Using Third-Party Trusts for Asset Protection
I recently had an inquiry from a prospective client who was wondering whether his son who is engaged to be married could protect his assets in the event of divorce. Apparently, a prenuptial agreement is out of the question. I responded that it’s difficult for his son to protect his own assets (which is explained here), but that it’s a lot easier for the father to protect whatever he leaves his son.
The common law has always permitted donors to create trusts for others that would not be subject to the beneficiary’s creditors. These are often called “spendthrift” trusts because they are designed to protect beneficiaries from their own bad decisions, as well as to keep funds in the family. To work, the trust must be discretionary, meaning that the trustee has full authority to determine when, whether and how to make distributions to beneficiaries directly or on their behalf, and it must contain language barring beneficiaries from pledging or conveying their interests in the trust. With those provisions, the trusts are protected from the beneficiaries’ creditors. But, the result is that they can be very restrictive. There’s an apocryphal story about how restrictive they can be:
A young Harvard student goes in to the Boston business district to meet with the gray-haired trustee of his trust to ask for money to buy a new suit. This, of course, was back in the days when Harvard students wore suits. The trustee responds: “When I was at Harvard, I had one suit that lasted me all four years.” Before continuing, he pauses to pick some lint off of his sleeve. “In fact, it’s still standing up pretty well today.”
Not surprisingly, the Harvard student’s request for funds to buy a new suit was denied. One moral of the story is that when planning your estate and the protections you want to provide your heirs, the more protective a trust is, the more restrictive it is as well. A second moral of the story is to pick your trustee well. The trustee in this case may or may not have been carrying out the wishes of the person who created the trust. In other words, he may have been applying his own frugal values rather than those of the trust creator.
Family Protection Trusts
In our practice, we often prepare for our clients what we call “family protection” trusts (borrowing the name from my colleague Michael Gilfix of Gilfix & Associates in Palo Alto, California). In an attempt to balance protection with practicality, we typically design the trusts as follows:
- We create a separate trust for each beneficiary.

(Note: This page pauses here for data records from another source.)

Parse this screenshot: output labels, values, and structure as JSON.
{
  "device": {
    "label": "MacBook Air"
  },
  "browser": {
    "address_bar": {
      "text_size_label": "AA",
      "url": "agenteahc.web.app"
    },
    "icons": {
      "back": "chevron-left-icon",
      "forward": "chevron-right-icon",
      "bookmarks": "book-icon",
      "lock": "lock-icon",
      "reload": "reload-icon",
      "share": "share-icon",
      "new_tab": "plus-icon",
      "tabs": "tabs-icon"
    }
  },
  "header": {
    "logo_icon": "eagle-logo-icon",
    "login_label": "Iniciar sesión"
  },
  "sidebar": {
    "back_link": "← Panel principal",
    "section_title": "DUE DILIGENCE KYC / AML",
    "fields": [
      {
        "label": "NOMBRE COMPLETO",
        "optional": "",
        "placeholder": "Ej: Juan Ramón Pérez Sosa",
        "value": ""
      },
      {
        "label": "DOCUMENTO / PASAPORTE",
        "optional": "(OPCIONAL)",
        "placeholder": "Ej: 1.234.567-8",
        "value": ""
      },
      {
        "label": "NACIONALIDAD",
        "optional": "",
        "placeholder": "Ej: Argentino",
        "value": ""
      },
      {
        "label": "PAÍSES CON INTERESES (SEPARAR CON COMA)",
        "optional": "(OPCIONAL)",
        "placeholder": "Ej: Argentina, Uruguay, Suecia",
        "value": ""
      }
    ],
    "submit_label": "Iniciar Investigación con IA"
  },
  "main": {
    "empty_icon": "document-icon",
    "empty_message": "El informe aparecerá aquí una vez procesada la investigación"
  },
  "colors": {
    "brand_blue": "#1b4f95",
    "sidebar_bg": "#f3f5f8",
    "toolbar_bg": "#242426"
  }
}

- The beneficiary (usually a child) may serve as trustee and even as the only trustee.
- But while she may manage and invest the trust funds as he sees fit, she may only distribute income to herself.
- If she needs access to principal, she must appoint an independent trustee who would have discretion to distribute principal for her benefit or refuse to do so.
This trust design is meant to provide protection while responding to the reluctance of many clients (and their children) to give up control. It will work as long as the child actually follows the rules of the trust. Its great Achilles heel is that the beneficiary has access to the trust property and could easily drain the trust. This would violate the terms of the trust and make him liable to a claim by the remainder beneficiaries. But they are likely to be his children or siblings and would probably be unlikely to sue him. In addition, if he’s the type of person who would drain the trust he also may be likely to spend the trust assets and not have other assets available to pay the resulting judgment won by his children. Even if the beneficiary trustee does not completely drain the trust, but starts spending some of the principal, he will undermine its protection, making it more vulnerable in lawsuits by creditors or a spouse. This means that the trustee needs careful instruction when the family protection trust is funded. Appointing an independent trustee from the outset is definitely more secure. Unfortunately, many clients sacrifice safety in the interest of avoiding payment of professional trustee fees.
So, in determining whether to create a family protection trust and whether to name a family member or an independent trustee, you will need to balance your children and grandchildren’s need for protection and their likely level of responsibility. While bad things, financial and otherwise, can happen to anyone, those most likely to need protection may also be more likely to need an independent trustee.
In addition to creditor and divorce protection, family protection trusts also offer tax protection since the funds in the trust will not be included in the child’s taxable estate. For this reason, they are sometimes referred to as “generation skipping” trusts, since the ultimate distribution goes to the grandchildren, skipping the children. Because a lot of rich families were using these trusts to avoid taxation at the passing of each generation, allowing accumulated wealth to continue potentially for centuries, Congress enacted a “generation skipping” tax. This gets very complicated, but the bottom line is that it limits how much can pass tax free from generation to generation.
Keeping It in the Family
For the less wealthy, family protection trusts also keep assets in the family in the event of the premature death of a child. If a child directly inherits funds and then passes away, they will likely pass to her spouse. The spouse may get remarried, have additional children, and even become estranged from the children of his first marriage (we have seen this happen). Those children may then receive none of the property that came from their grandparents. If, instead, the grandparents had left the funds in a family protection trust, at the death of the parent they would remain in trust for the benefit of her children.